Training Pipeline Automation

class AutomatedTrainingPipeline:
    """
    Automated model retraining
    """

    def should_retrain(self) -> bool:
        """
        Determine if retraining is needed
        """
        # Check time since last training
        days_since_training = (datetime.now() - self.last_training_date).days

        if days_since_training > 7:
            return True

        # Check performance degradation
        current_performance = self.get_current_performance()
        if current_performance < self.baseline_performance * 0.95:
            return True

        # Check data drift
        if self.monitor.detect_data_drift():
            return True

        return False

    def retrain_model(self):
        """
        Automated retraining workflow
        """
        # Get fresh training data
        end_date = datetime.now()
        start_date = end_date - timedelta(days=90)
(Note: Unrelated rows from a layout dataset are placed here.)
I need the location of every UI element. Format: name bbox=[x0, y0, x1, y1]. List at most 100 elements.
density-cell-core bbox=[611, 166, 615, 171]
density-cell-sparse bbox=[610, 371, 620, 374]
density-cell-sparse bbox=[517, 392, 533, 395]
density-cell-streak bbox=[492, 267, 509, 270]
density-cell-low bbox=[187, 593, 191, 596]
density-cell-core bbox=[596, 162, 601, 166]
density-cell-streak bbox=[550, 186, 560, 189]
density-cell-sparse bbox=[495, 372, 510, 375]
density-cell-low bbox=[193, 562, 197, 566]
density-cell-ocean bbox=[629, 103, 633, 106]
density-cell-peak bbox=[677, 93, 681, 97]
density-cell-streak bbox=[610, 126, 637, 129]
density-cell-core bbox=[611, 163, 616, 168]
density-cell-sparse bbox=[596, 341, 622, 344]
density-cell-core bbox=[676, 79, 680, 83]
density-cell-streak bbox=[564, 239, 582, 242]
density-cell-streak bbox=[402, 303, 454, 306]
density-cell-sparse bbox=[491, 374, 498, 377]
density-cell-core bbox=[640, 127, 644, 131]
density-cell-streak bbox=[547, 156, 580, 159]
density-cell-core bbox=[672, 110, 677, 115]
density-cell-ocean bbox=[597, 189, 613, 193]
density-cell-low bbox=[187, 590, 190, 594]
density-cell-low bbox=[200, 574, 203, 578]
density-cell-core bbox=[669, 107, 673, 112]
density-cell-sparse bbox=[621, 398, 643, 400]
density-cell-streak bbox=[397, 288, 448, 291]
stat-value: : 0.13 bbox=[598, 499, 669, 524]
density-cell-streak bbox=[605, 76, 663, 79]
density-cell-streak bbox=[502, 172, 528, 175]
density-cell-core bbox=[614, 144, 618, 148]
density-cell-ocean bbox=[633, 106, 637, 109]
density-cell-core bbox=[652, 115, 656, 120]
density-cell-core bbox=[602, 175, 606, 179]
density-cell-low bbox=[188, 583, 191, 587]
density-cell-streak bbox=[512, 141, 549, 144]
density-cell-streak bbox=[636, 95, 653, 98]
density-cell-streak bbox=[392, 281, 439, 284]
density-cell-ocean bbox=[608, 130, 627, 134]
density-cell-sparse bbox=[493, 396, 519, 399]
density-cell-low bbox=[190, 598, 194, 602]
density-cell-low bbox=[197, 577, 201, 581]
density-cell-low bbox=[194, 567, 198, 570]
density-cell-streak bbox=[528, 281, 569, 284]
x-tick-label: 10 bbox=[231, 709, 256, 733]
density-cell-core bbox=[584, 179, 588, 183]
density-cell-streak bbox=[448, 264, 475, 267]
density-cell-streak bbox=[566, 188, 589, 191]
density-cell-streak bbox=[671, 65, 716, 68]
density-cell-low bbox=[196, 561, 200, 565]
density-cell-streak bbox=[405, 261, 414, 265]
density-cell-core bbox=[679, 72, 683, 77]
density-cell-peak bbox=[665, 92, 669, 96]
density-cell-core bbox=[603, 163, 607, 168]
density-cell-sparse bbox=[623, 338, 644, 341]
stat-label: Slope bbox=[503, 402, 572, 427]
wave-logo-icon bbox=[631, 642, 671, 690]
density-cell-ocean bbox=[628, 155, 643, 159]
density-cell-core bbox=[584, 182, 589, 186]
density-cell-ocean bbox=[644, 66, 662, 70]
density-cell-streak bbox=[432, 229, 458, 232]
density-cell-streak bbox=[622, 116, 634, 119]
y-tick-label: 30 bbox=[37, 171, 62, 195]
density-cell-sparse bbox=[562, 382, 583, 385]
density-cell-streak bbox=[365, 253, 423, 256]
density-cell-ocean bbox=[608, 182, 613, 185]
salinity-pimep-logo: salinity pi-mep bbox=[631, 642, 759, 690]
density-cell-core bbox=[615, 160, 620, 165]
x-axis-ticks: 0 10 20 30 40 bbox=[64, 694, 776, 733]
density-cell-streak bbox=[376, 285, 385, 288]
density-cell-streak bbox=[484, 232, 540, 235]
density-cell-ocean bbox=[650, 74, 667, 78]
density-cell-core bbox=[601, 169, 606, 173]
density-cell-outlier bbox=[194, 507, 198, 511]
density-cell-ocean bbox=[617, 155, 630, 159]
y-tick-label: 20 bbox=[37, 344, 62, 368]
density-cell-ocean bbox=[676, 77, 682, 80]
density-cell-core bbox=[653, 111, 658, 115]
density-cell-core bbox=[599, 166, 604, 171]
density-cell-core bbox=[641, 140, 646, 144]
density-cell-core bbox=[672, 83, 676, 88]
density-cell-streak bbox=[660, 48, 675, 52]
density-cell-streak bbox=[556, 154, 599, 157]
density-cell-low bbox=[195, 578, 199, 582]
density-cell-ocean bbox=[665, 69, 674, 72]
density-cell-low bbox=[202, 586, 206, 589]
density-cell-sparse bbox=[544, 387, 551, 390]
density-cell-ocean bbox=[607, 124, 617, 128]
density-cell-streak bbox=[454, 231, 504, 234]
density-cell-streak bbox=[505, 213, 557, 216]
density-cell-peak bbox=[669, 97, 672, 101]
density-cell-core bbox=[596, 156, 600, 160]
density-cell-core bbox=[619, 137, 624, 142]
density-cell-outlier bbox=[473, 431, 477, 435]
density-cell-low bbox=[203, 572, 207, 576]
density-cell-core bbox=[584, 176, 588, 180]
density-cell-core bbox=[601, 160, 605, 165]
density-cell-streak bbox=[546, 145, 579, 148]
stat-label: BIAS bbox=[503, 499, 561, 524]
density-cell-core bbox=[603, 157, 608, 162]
        training_data = self.feature_store.get_offline_features(
            entity_ids=self.get_training_entity_ids(),
            feature_set='user_features',
            start_date=start_date,
            end_date=end_date
        )

        # Train model
        from sklearn.ensemble import GradientBoostingClassifier

        X = training_data[self.feature_columns].values
        y = training_data['label'].values

        model = GradientBoostingClassifier(
            n_estimators=100,
            learning_rate=0.1,
            max_depth=5
        )

        model.fit(X, y)

        # Validate
        val_score = self.validate_model(model)

        if val_score > self.minimum_acceptable_score:
            # Register new model
            version = self.model_registry.register_model(
                'churn_predictor',
                model,
                metadata={
                    'validation_score': val_score,
                    'training_date': datetime.now(),
                    'training_samples': len(X)
                }
            )

            # Deploy to staging for A/B test
            self.deploy_to_staging(version)
        else:
            self.alert_training_failed(val_score)

Key Takeaways

  1. Feature consistency is critical: Use the same code for training and serving
  2. Monitor everything: Models degrade over time without monitoring
  3. Automate retraining: Don’t wait for manual interventions
  4. Use A/B testing: Never deploy untested models to 100% traffic
  5. Feature stores reduce duplication: Centralize feature definitions
  6. Plan for failure: Models will fail, have fallbacks
  7. Version everything: Models, features, data

Production ML is 10% modeling and 90% engineering. Build robust infrastructure first, then iterate on models.